Feh

You know, I was up all night designing an online survey to deliver to you, my droogies. I was going to unveil it this morning in all is glory. It was going to run for months, at the conclusion of which I would have shared its findings, specifically what kinds of people are lurking about Deonandan.com; who are you (mostly) silent folk who click on this site 200 times a day?

Well, the survey provider keeps crashing, the bastards, even though I pay for their services. With any luck, they’ll have fixed the problem by tomorrow and I’ll be able to post the survey then. So stay tuned!

In the mean time, John J. sends us this story about how Indian victims of the Asian tsunami are still homeless. Now that all the initial international concern has worn off, no one seems to care about these people anymore. I suppose we can keep giving to the Red Cross, but I’m wondering where all the money is actually going? Hmmm.

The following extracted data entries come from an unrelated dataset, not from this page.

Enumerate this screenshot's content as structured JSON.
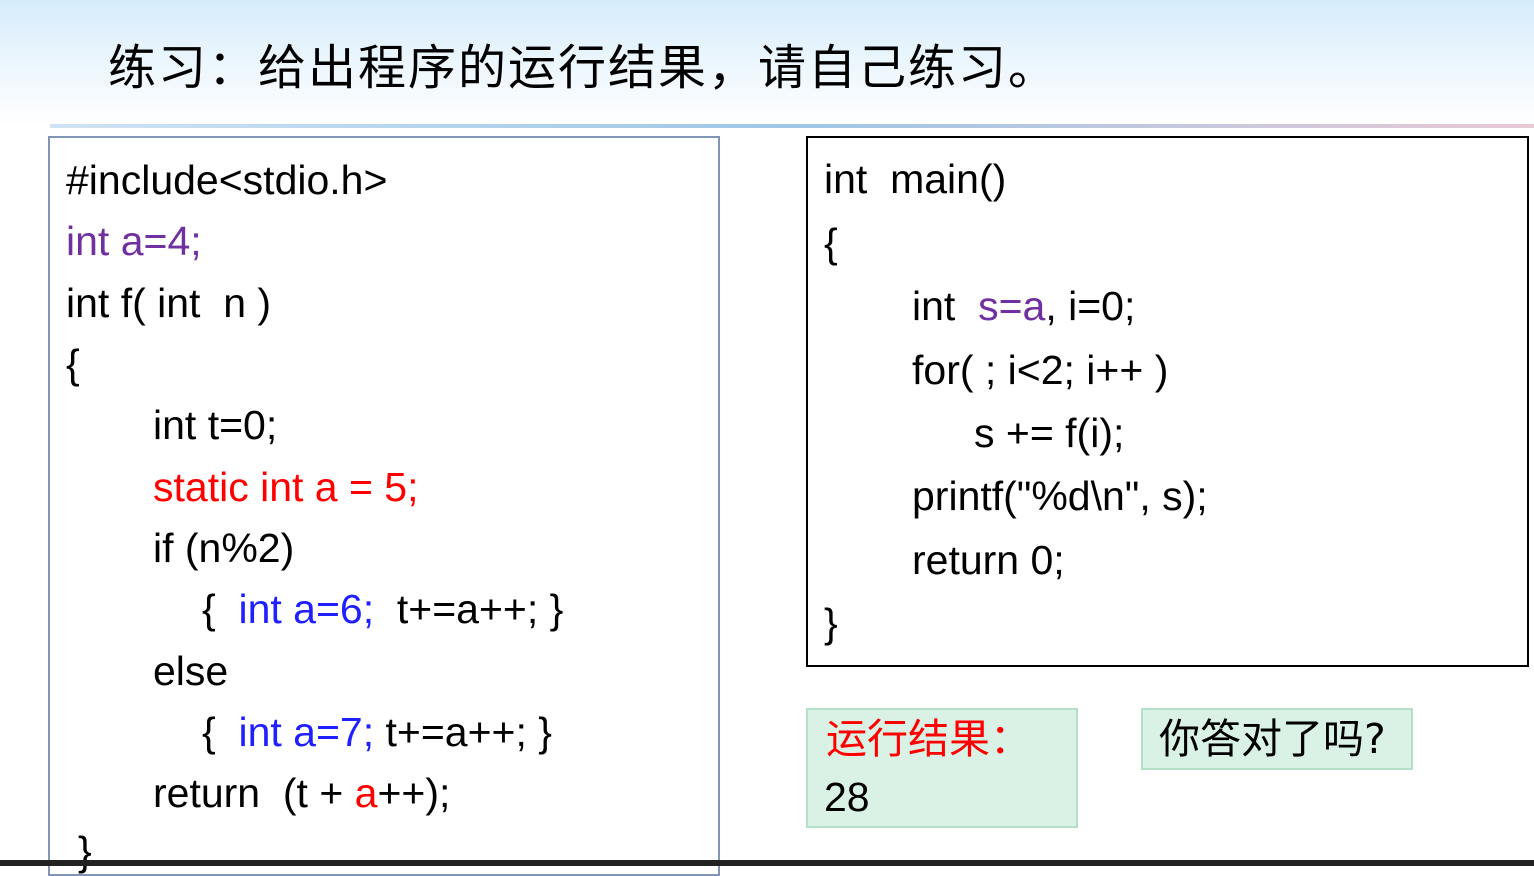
{
  "slide": {
    "title": "练习：给出程序的运行结果，请自己练习。"
  },
  "left_code": {
    "line1": "#include<stdio.h>",
    "line2": "int a=4;",
    "line3": "int f( int  n )",
    "line4": "{",
    "line5": "int t=0;",
    "line6": "static int a = 5;",
    "line7": "if (n%2)",
    "line8_open": "{  ",
    "line8_decl": "int a=6;",
    "line8_rest": "  t+=a++; }",
    "line9": "else",
    "line10_open": "{  ",
    "line10_decl": "int a=7;",
    "line10_rest": " t+=a++; }",
    "line11_pre": "return  (t + ",
    "line11_a": "a",
    "line11_post": "++);",
    "line12": "}"
  },
  "right_code": {
    "line1": "int  main()",
    "line2": "{",
    "line3_pre": "int  ",
    "line3_decl": "s=a",
    "line3_post": ", i=0;",
    "line4": "for( ; i<2; i++ )",
    "line5": "s += f(i);",
    "line6": "printf(\"%d\\n\", s);",
    "line7": "return 0;",
    "line8": "}"
  },
  "result": {
    "label": "运行结果：",
    "value": "28"
  },
  "question": {
    "text": "你答对了吗?"
  },
  "colors": {
    "global_var": "#7030a0",
    "static_var": "#ff0000",
    "local_var": "#1f1fff"
  }
}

The same source sends us this story about the newest in weird Chinese culinary experimentations. It seems some people are pretending to sell expensive tiger meat, but instead are actually selling donkey meat marinaded in tiger piss. Reminds me of a day I spent in Shenzhen 13 years ago. I ate deep fried rat on a stick (it looked like chicken!) while a fellow defecated over a sewer grate in front of me. Asia: land of hygiene. Ray: hours of puking.

And continuing with Deonandan.com‘s ongoing obsession with stories of a particular sexual bent, here’s a story of a Kenyan man from the town of Bomet arrested for allegedly screwing a goat. Here’s the money quote:

“District Commissioner Samuel Otieno, however, downplayed fears that Bomet is winning a dubious reputation as a hub of bestiality.

‘These things happen all over the world, there is nothing peculiar about Bomet,’ he said.”